To those who study the cultures of Haiti, tetrodotoxin evokes something else entirely– the zombie of Haitian tradition.
In the 1980s, ethnobotanist Wade Davis fingered tetrodotoxin as a key ingredient in a powder witch doctors use in voodoo zombie-making rituals. His doctoral thesis, as well as his bestselling book the “The Serpent and the Rainbow”, about the topic eventually became the basis for a movie of the same name.
Davis’s results came under fire from the medical and scientific community. Another team’s measurements of tetrodotoxin levels in the powder detected amounts too low to have any relevant effects, though Davis and another set of researchers have countered that fluctuations in pH dramatically affect those levels.

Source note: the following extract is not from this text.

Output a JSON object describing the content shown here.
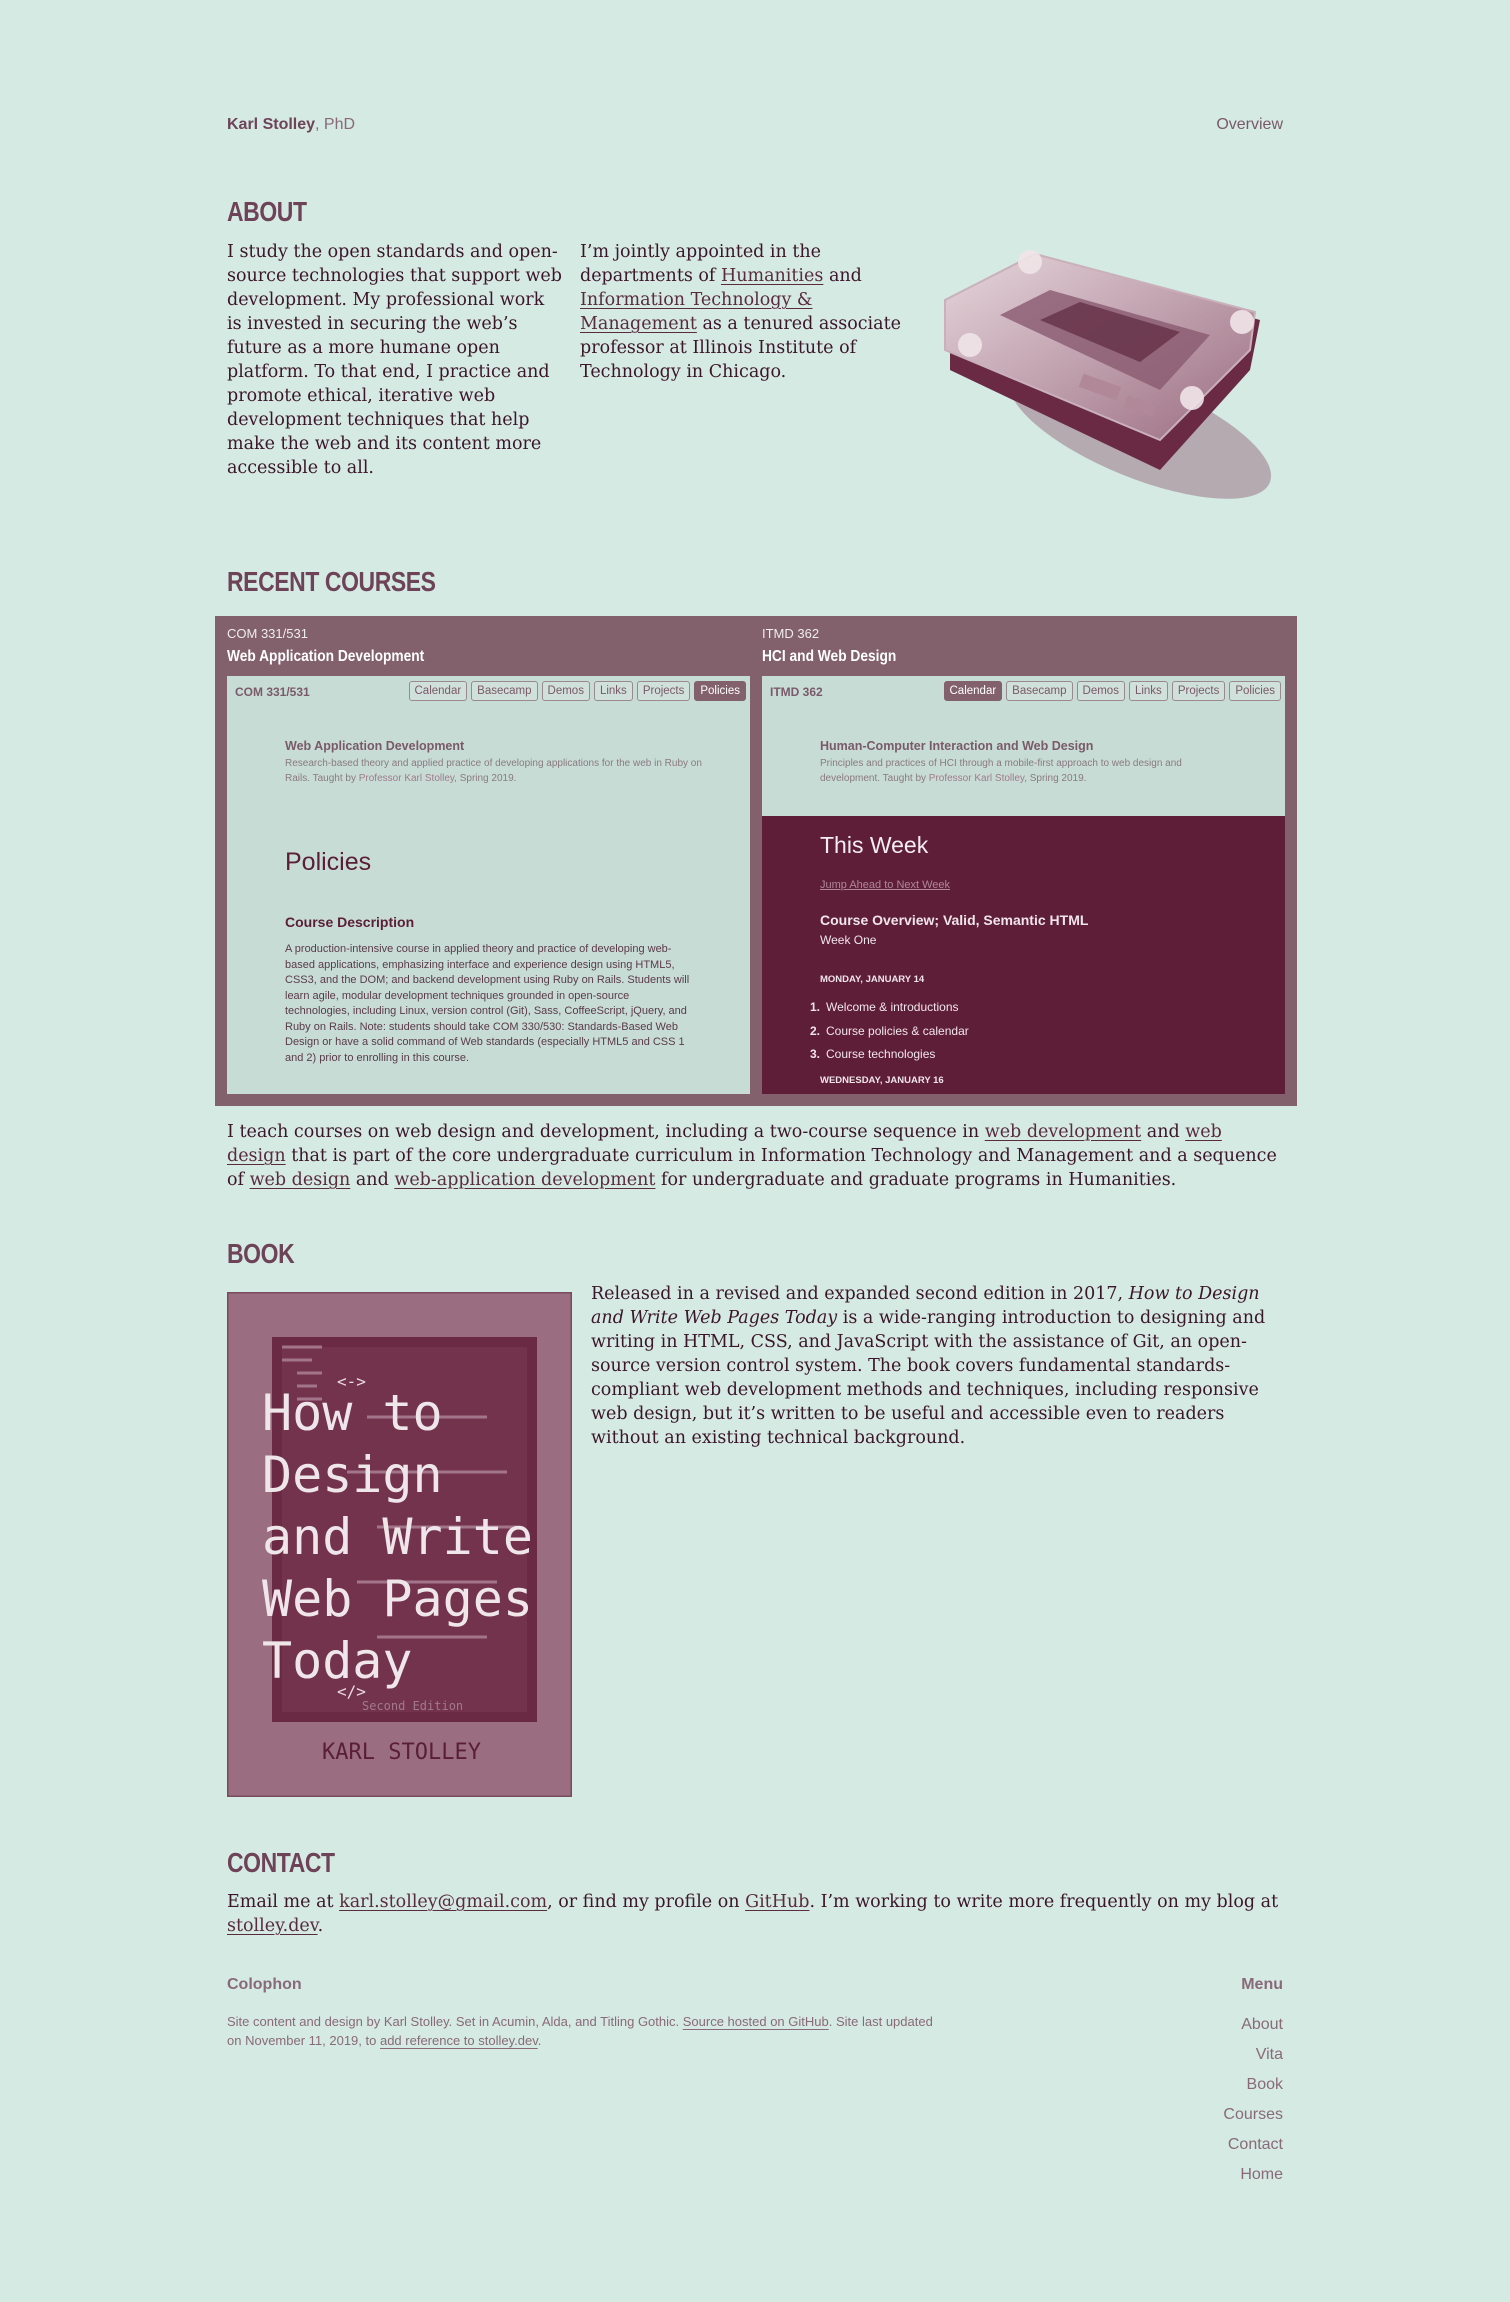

Tetrodotoxin levels aside, “the main criticism of Wade’s hypothesis is that tetrodotoxin does not confer the long term fugue that would be necessary to keep someone in a wakeful but zombified state,” says Frank Swain, a science writer currently working on a book about zombies. Swain also points to clinical examinations of three purported zombies, where each was diagnosed with a mental illness. “It seems zombies are just normal people with learning difficulties, who become pawns in various feuds as one family accuses another zombifying their children,” Swain says.
Davis, today an explorer-in-residence at the National Geographic Society, defends his work, saying that examining zombies with a purely chemical lens ignores their cultural context. “The zombie definition in Haiti has nothing to do with the poison,” he says. “Of course tetrodotoxin cannot make a zombie, but it can make someone appear to be dead.” From there, the belief system takes over and makes tetrodotoxin “the obvious culprit,” he adds.

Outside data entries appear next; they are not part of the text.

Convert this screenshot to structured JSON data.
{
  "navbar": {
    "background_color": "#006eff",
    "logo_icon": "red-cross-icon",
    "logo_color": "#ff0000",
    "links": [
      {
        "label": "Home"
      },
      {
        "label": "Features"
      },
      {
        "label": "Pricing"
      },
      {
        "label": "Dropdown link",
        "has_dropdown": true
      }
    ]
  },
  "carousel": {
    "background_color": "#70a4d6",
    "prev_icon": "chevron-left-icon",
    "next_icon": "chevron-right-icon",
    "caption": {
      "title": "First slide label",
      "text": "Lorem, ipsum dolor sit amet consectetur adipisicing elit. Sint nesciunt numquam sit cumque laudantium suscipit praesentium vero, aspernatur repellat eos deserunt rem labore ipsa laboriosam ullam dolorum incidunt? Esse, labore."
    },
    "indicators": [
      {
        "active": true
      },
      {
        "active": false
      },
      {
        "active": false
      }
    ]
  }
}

Whether or not you adhere to the Haitian belief system, tetrodotoxin is a chemical that’s not to be messed with. Yet somehow fugu emerged as a delicacy. Customers line up, as the BBC puts it, to “play Russian roulette at the dinner table”. Consuming fugu is a much bigger gamble than consuming a burger made with the infamous meat product “pink slime”. But it was the slime that got the outrage.
It all comes down to information and choice. According to economist Robin Hanson, America is much more paternalistic when it comes to regulating foods consumed by the poor and by children, presumably because people feel those groups are unable to obtain or act on the information they’d need to make informed food choices.With fugu, folks know what they’re in for. They’re aware of the risk, though they may be less aware of the black-market trade in pufferfish, or of Tokyo’s recent move to ease strict regulations about who can serve it. And it doesn’t end with food. Hairstylists and consumers didn’t know that the cancer-causing chemical formaldehyde was in the hair-straightener Brazilian Blowout, because of the company’s deceptive marketing. Now that they do, some people beg for it anyway, and drop hundreds of dollars a pop to do it.
Our relationship with toxic chemicals is complicated. It isn’t always Nick Kristof’s “Big Chem” that’s out to obscure dangers or cloud our judgement. Sometimes, it’s human nature. We know smoking’s bad for us, and we do it anyway. But we don’t always know what lurks in, for example, a trailer provided by FEMA. Painting chemicals as “evil” or “good” is too simplistic- it’s all about their doses and their context. Instead of op-eds “teaching nothing more than a generalized chemical anxiety”, as Deborah Blum eloquently wrote, the world would be better served by op-eds that call for better information on what chemicals’ danger thresholds are. It’s a nuanced mission, but I’d venture a paper of the New York Times’ caliber is up to it.